Dans cette chronique "Nout mémwar", voici la suite du 8ème chapitre ("Le vieux nègre") du texte de Louis-Timagène Houat paru quatre ans avant l’abolition de l’esclavage à La Réunion sous le titre "Les Marrons", au sujet des esclaves et des traitements imposés aux marrons dans les colonies françaises. L’auteur raconte comment un groupe d’esclaves marrons malgaches quitte leur « habitation coloniale » réunionnaise « au pied des Salazes » pour se réfugier dans les Hauts.

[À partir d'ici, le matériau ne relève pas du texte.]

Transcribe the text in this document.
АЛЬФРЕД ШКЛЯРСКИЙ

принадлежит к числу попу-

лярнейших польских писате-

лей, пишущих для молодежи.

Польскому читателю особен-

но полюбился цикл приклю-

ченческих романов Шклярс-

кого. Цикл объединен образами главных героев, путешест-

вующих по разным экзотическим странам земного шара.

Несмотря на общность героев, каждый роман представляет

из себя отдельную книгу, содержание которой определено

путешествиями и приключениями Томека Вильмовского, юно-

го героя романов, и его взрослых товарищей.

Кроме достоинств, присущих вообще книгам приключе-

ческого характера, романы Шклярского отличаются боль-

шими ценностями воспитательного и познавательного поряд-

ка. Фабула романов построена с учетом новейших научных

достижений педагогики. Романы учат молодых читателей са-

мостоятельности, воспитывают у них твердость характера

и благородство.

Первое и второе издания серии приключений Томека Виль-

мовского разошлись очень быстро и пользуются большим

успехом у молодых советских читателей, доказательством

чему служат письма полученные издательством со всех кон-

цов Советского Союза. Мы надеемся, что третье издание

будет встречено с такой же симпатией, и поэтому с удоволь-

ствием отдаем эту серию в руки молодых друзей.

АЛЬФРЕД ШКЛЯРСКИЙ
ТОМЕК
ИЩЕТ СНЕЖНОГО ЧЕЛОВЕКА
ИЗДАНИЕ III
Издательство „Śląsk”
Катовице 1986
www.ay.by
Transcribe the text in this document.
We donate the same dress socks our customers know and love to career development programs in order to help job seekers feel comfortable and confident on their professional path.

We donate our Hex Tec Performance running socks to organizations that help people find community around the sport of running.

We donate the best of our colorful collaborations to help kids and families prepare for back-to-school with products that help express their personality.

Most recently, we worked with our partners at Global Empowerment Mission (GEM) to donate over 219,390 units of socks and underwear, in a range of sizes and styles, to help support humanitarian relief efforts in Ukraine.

L’un d’eux, "le Câpre", échappe à des chasseurs de marrons puis rencontre dans une grotte « une jeune femme blanche (Marie) tenant dans ses bras un enfant mulâtre » et il est rejoint par « un grand jeune nègre » (Frême), qui lui raconte son parcours d’esclave à Saint-Denis, où il devint l’ami de la fille du directeur de son collège, Marie, qu’il épouse à Saint-Paul. Victimes d’injures racistes et de menaces, ils fuient dans les Hauts, suivis par une autre « victime du système et des préjugés coloniaux », un vieux gramoun, et ils répondent oui à son appel à partir « marrons »...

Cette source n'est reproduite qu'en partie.